CHP Lideri Kemal Kılıçdaroğlu’nun cumhurbaşkanı adayı olmaması için, vurguncu iş adamları ile siyasal İslamcı gericiler el ele verip büyük bir karalama kampanyası yürütüyorlar. Bunlara, İyi Parti içinden bazı isimler de farkında olmadan katkı veriyorlar.

Bu koalisyondakiler, CHP Lideri’ne kendilerince iki kusur yapıştırıyorlar: Bunlardan birincisi Sayın Kılıçdaroğlu’nun Kürt olduğu iddiası… Diğeri ise Aleviliği…

Belirtelim ki bu ülkede daha önce Kürt kökenli olup başbakanlık yapanlar (Ferit Melen, Binali Yıldırım) ve hatta cumhurbaşkanı olanlar (Turgut Özal gibi) olduğunda bu utanç verici konu gündeme getirilmedi. Sorun, Kılıçdaroğlu cumhurbaşkanı olursa örgütlü soygun düzeni elemanlarının sistemini yıkacağından kaynaklanıyor.

ANADOLU’DAKİ EN ESKİ TÜRK AİLESİ
Tarihsel belgeler açıkça gösteriyor ki Kemal Kılıçdaroğlu; Türklük üstünden ırkçılık yapan faşist kafalılardan bin kez daha Türk’tür.
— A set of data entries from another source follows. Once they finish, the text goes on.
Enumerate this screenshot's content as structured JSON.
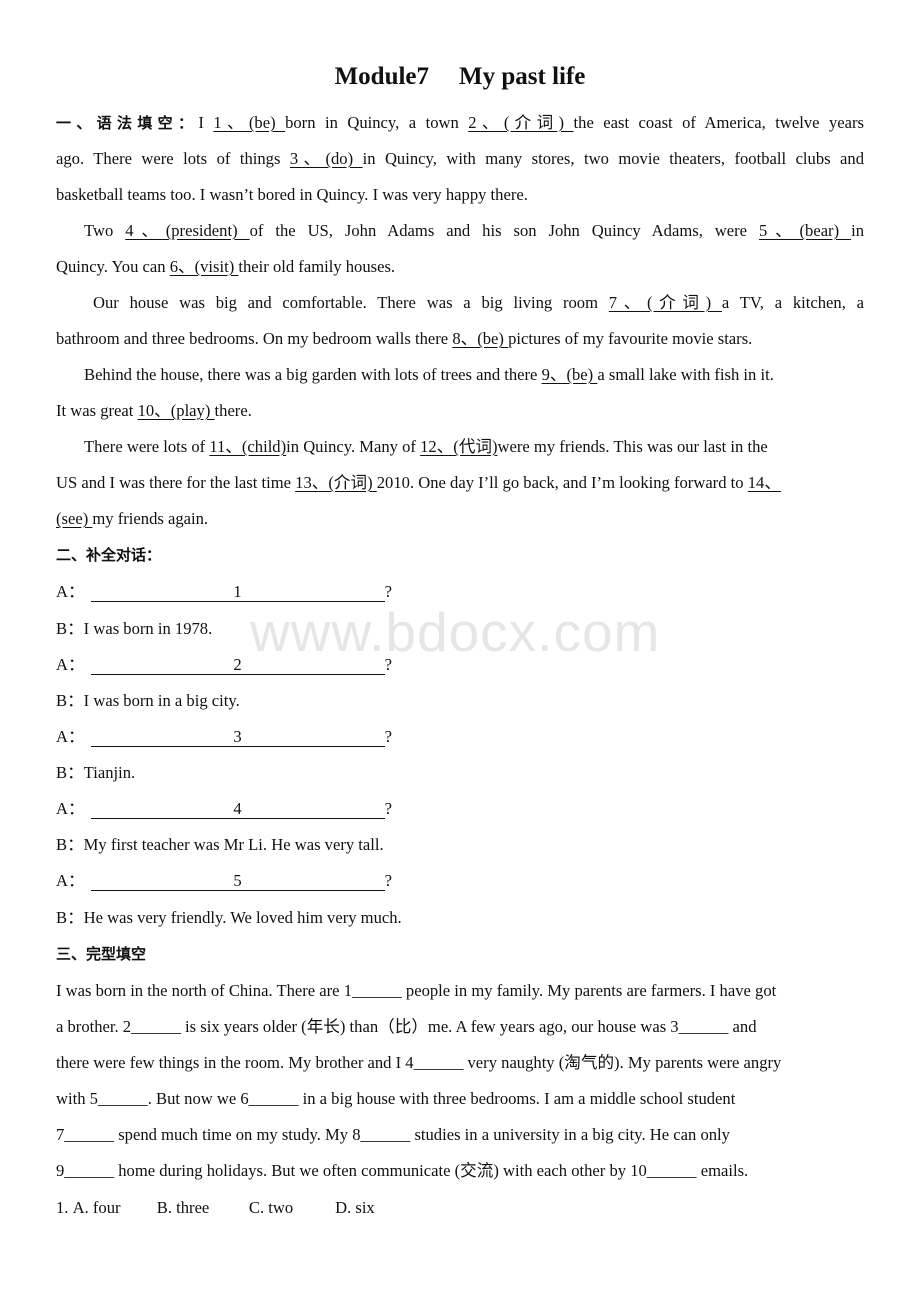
{
  "title": {
    "part1": "Module7",
    "part2": "My past life"
  },
  "section1": {
    "heading": "一、语法填空：",
    "lines": [
      {
        "t0": "I ",
        "b1": " 1、(be) ",
        "t1": "born in Quincy, a town ",
        "b2": "2、(介词) ",
        "t2": " the east coast of America, twelve years"
      },
      {
        "t0": "ago. There were lots of things ",
        "b1": "3、(do) ",
        "t1": "in Quincy, with many stores, two movie theaters, football clubs and"
      },
      {
        "t0": "basketball teams too. I wasn’t bored in Quincy. I was very happy there."
      },
      {
        "t0": "Two ",
        "b1": "4、(president) ",
        "t1": " of the US, John Adams and his son John Quincy Adams, were ",
        "b2": "5、(bear) ",
        "t2": "in"
      },
      {
        "t0": "Quincy. You can ",
        "b1": "6、(visit) ",
        "t1": "their old family houses."
      },
      {
        "t0": "Our house was big and comfortable. There was a big living room ",
        "b1": "7、(介词) ",
        "t1": "a TV, a kitchen, a"
      },
      {
        "t0": "bathroom and three bedrooms. On my bedroom walls there ",
        "b1": "8、(be) ",
        "t1": "pictures of my favourite movie stars."
      },
      {
        "t0": "Behind the house, there was a big garden with lots of trees and there ",
        "b1": "9、(be) ",
        "t1": "a small lake with fish in it."
      },
      {
        "t0": "It was great ",
        "b1": "10、(play) ",
        "t1": " there."
      },
      {
        "t0": "There were lots of ",
        "b1": "11、(child)",
        "t1": "in Quincy. Many of ",
        "b2": "12、(代词)",
        "t2": "were my friends. This was our last in the"
      },
      {
        "t0": "US and I was there for the last time ",
        "b1": "13、(介词) ",
        "t1": "2010. One day I’ll go back, and I’m looking forward to ",
        "b2": "14、"
      },
      {
        "b1": " (see) ",
        "t1": "my friends again."
      }
    ]
  },
  "section2": {
    "heading": "二、补全对话：",
    "dialog": [
      {
        "speaker": "A：",
        "blank": "1",
        "end": "?"
      },
      {
        "speaker": "B：",
        "text": "I was born in 1978."
      },
      {
        "speaker": "A：",
        "blank": "2",
        "end": "?"
      },
      {
        "speaker": "B：",
        "text": "I was born in a big city."
      },
      {
        "speaker": "A：",
        "blank": "3",
        "end": "?"
      },
      {
        "speaker": "B：",
        "text": "Tianjin."
      },
      {
        "speaker": "A：",
        "blank": "4",
        "end": "?"
      },
      {
        "speaker": "B：",
        "text": "My first teacher was Mr Li.  He was very tall."
      },
      {
        "speaker": "A：",
        "blank": "5",
        "end": "?"
      },
      {
        "speaker": "B：",
        "text": "He was very friendly.  We loved him very much."
      }
    ]
  },
  "section3": {
    "heading": "三、完型填空",
    "lines": [
      "I was born in the north of China. There are 1______ people in my family. My parents are farmers. I have got",
      "a brother. 2______ is six years older (年长) than（比）me. A few years ago, our house was 3______ and",
      "there were few things in the room. My brother and I 4______ very naughty (淘气的). My parents were angry",
      "with   5______. But now we 6______ in a big house with three bedrooms. I am a middle school student",
      "7______   spend much time on my study. My 8______ studies in a university in a big city. He can only",
      "9______   home during holidays. But we often communicate (交流) with each other by 10______ emails."
    ],
    "question1": {
      "number": "1.",
      "options": [
        "A. four",
        "B. three",
        "C. two",
        "D. six"
      ]
    }
  },
  "watermark": "www.bdocx.com"
}
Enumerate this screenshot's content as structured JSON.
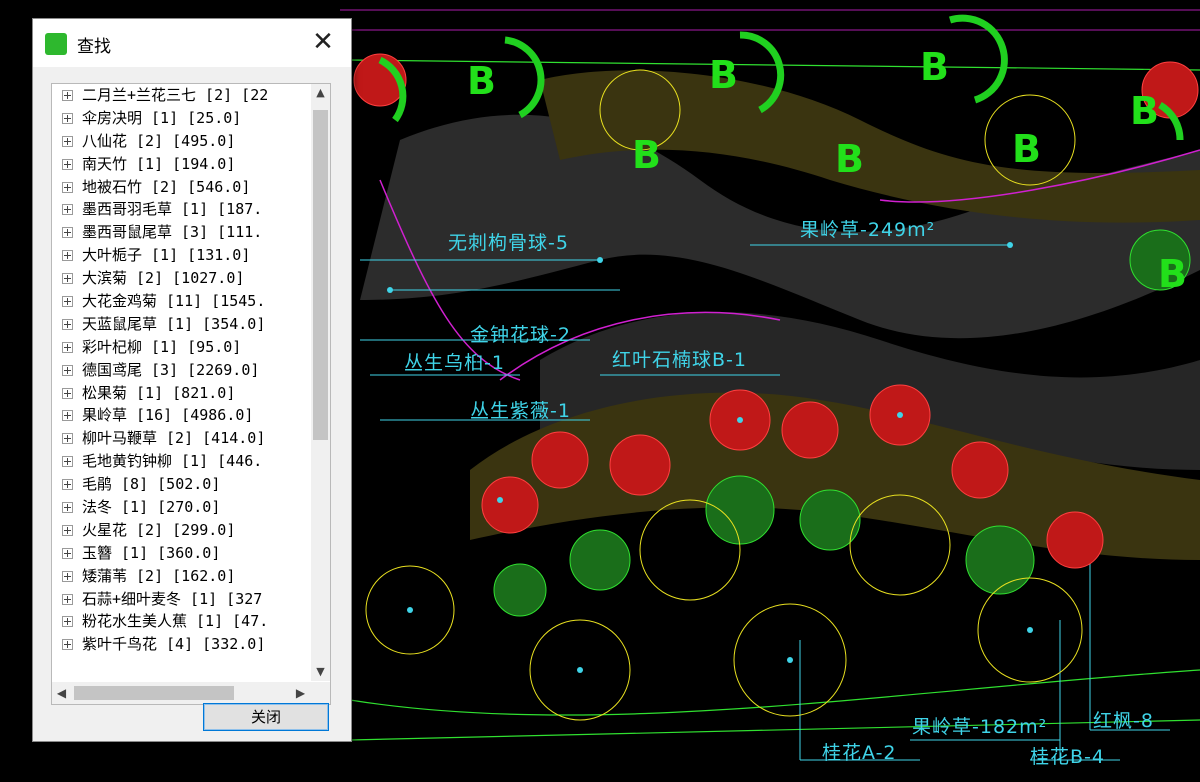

Ve 85 milyonluk Türkiye’de o, soyu sopu belli dört aileden birisine mensuptur. 13. Yüzyıl’da Anadolu’da Türk olarak bulunup tarihsel kayıtlara giren ailelerden bugüne kadar gelenler şunlardır: 1- Mevlana Celaleddin-i Rumi soyu, 2-Hacı Bektaş-ı Veli soyu (Bugünkü Çelebiler), 3-Seyyid Mahmud-ı Hayrani soyu, 4- Osmanlı ailesi…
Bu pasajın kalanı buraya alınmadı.